Another error: Binary operator cannot be applied to two NSJSONReadingOptions operands.
Try options:[.AllowFragments, .MutableContainers]. The syntax changed in Swift 2.
The options worked, the error is "Error Domain=NSCocoaErrorDomain Code=3840 "Invalid value around character 0." UserInfo={NSDebugDescription=Invalid value around character 0.}" now.
1

The data you get back is clearly not a UTF-8 string containing JSON. We can see this because the string appears to be set to

Current character set: utf8
NULL 

when the error message is printed out.

I'd start by issuing the URL request from an ordinary web browser to make sure that the response is what you expect.

2 Comments

The response is what I expect. My problem isn't the utf8 encoding but the "JSON text did not start with array or object and option to allow fragments not set." utf8 is in the error handling branch
@xanyi Yesterday your question contained a second error message which printed out the content of the data which was clearly not a JSON string.
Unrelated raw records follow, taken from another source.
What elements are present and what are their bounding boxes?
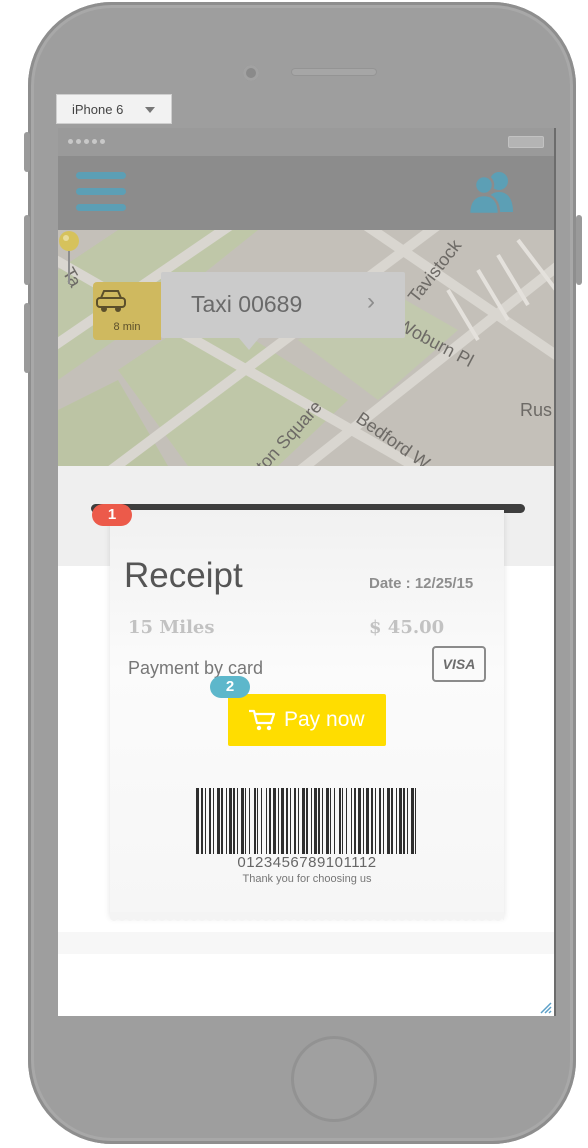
trip-distance: 15 Miles — [128, 617, 215, 638]
volume-down-button — [24, 303, 30, 373]
taxi-car-icon — [96, 290, 126, 312]
home-button[interactable] — [291, 1036, 377, 1122]
device-selector-value: iPhone 6 — [72, 102, 124, 117]
receipt-paper: Receipt Date : 12/25/15 15 Miles $ 45.00… — [110, 510, 504, 916]
resize-grip-icon[interactable] — [538, 1000, 552, 1014]
callout-pointer — [239, 338, 259, 350]
receipt-torn-edge — [110, 912, 504, 921]
receipt-title: Receipt — [124, 556, 243, 595]
app-header — [58, 156, 554, 230]
trip-amount: $ 45.00 — [369, 617, 445, 638]
hamburger-menu-icon[interactable] — [76, 172, 126, 212]
taxi-name: Taxi 00689 — [191, 291, 303, 317]
cart-icon — [249, 709, 276, 731]
front-camera — [243, 65, 259, 81]
users-icon[interactable] — [466, 168, 520, 216]
mute-switch — [24, 132, 30, 172]
taxi-eta-badge[interactable]: 8 min — [93, 282, 161, 340]
barcode-number: 0123456789101112 — [237, 854, 377, 871]
annotation-marker-2[interactable]: 2 — [210, 676, 250, 698]
taxi-info-callout[interactable]: Taxi 00689 › — [161, 272, 405, 350]
barcode — [196, 788, 416, 854]
annotation-marker-1[interactable]: 1 — [92, 504, 132, 526]
receipt-panel: Receipt Date : 12/25/15 15 Miles $ 45.00… — [58, 466, 554, 1016]
status-bar — [58, 128, 554, 156]
battery-icon — [508, 136, 544, 148]
receipt-date: Date : 12/25/15 — [369, 575, 474, 592]
chevron-down-icon — [145, 107, 155, 113]
map-view[interactable]: Tavistock Woburn Pl Bedford W ton Square… — [58, 230, 554, 466]
receipt-backdrop-lower — [58, 932, 554, 954]
signal-icon — [68, 139, 105, 144]
volume-up-button — [24, 215, 30, 285]
visa-card-icon: VISA — [432, 646, 486, 682]
thank-you-note: Thank you for choosing us — [242, 873, 372, 885]
phone-screen: Tavistock Woburn Pl Bedford W ton Square… — [58, 128, 556, 1016]
earpiece-speaker — [291, 68, 377, 76]
pay-now-label: Pay now — [284, 708, 365, 731]
taxi-eta: 8 min — [113, 321, 141, 333]
chevron-right-icon: › — [367, 288, 375, 315]
street-label: Rus — [520, 400, 553, 420]
power-button — [576, 215, 582, 285]
pay-now-button[interactable]: Pay now — [228, 694, 386, 746]
map-pin-icon — [59, 231, 79, 284]
device-selector[interactable]: iPhone 6 — [56, 94, 172, 124]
Why do you think this is not relevant? It would cause exactly the problem you are seeing,
-1

For swift 3 and Xcode 8.1 you can use this:

 let jsonResult = try JSONSerialization.jsonObject(with: data!, options: [.allowFragments, .mutableContainers])

1 Comment

The JSON in the question doesn't need any of those options and .mutableContainers is meaningless in Swift anyway.